Low-balance habits trigger minimum balance fees. They can also lead to expensive overdraft charges. In 2015, account holders paid more than $15 billion in overdraft fees. In a 2008 report, the FDIC established that 80 percent of overdraft fees were paid by only 20 percent of all bank customers.  However, while many people can swallow a $37 cost and chalk it up as a foolish mistake, lower-wealth households may fall into a short-term financial crisis. An overdraft fee of that magnitude amounts to five hours of work for a minimum-wage worker (North Carolina) in my state.

Low-income workers conclude that the risk is not worth it. They opt out.

The Banks are Opting Out as Well

Most banks – particularly those with significant branch networks – are still shy about taking on these customers.

When Bank of America announced plans to cancel its eBanking checking account, it spoke to that tendency. B of A will move those accounts to a new one that will impose a monthly of $12. Holders of those new accounts can avoid a fee, but there are conditions: they must either maintain a balance of more than $1,500 or have direct deposits of $250 in the prior month. While eBanking accounts had fees, they could be avoided by not using a teller and receiving electronic statements.

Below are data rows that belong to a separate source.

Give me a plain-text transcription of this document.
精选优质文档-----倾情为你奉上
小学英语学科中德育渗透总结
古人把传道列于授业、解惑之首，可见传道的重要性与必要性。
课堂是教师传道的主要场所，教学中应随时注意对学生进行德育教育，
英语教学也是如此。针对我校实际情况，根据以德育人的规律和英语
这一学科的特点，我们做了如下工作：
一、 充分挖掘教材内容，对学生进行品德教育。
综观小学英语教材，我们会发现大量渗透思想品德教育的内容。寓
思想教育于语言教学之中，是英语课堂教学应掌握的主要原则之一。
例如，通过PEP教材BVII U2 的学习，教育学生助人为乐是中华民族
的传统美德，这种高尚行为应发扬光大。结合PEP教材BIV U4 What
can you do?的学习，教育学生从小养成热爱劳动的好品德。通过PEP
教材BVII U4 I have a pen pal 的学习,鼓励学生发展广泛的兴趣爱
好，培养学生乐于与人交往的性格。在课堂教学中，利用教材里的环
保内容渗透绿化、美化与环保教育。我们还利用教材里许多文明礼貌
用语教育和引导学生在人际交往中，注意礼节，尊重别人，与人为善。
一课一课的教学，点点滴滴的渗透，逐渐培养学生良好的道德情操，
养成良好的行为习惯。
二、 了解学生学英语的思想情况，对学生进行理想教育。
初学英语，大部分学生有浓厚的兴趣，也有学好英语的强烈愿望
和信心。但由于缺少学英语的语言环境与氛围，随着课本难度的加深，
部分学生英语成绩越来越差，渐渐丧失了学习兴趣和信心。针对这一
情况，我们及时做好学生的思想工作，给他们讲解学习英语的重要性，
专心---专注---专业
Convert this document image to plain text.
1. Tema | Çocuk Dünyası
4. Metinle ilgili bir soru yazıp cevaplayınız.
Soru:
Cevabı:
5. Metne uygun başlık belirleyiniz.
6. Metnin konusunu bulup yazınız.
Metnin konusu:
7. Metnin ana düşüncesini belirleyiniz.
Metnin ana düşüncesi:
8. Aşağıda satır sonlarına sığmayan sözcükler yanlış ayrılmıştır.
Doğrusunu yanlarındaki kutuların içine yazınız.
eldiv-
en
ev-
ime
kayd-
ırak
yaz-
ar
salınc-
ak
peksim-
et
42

Online and prepaid debit card bank accounts are one fix. Since they do not have the expense of paying for bank branches, they can pass on the savings to their customers. Their motive is interchange, and with their reduced operating expenses they can still derive a profit without the benefit of so many low-cost deposits.

I am optimistic that we will see more consumers opt back into banking through these lower-cost accounts.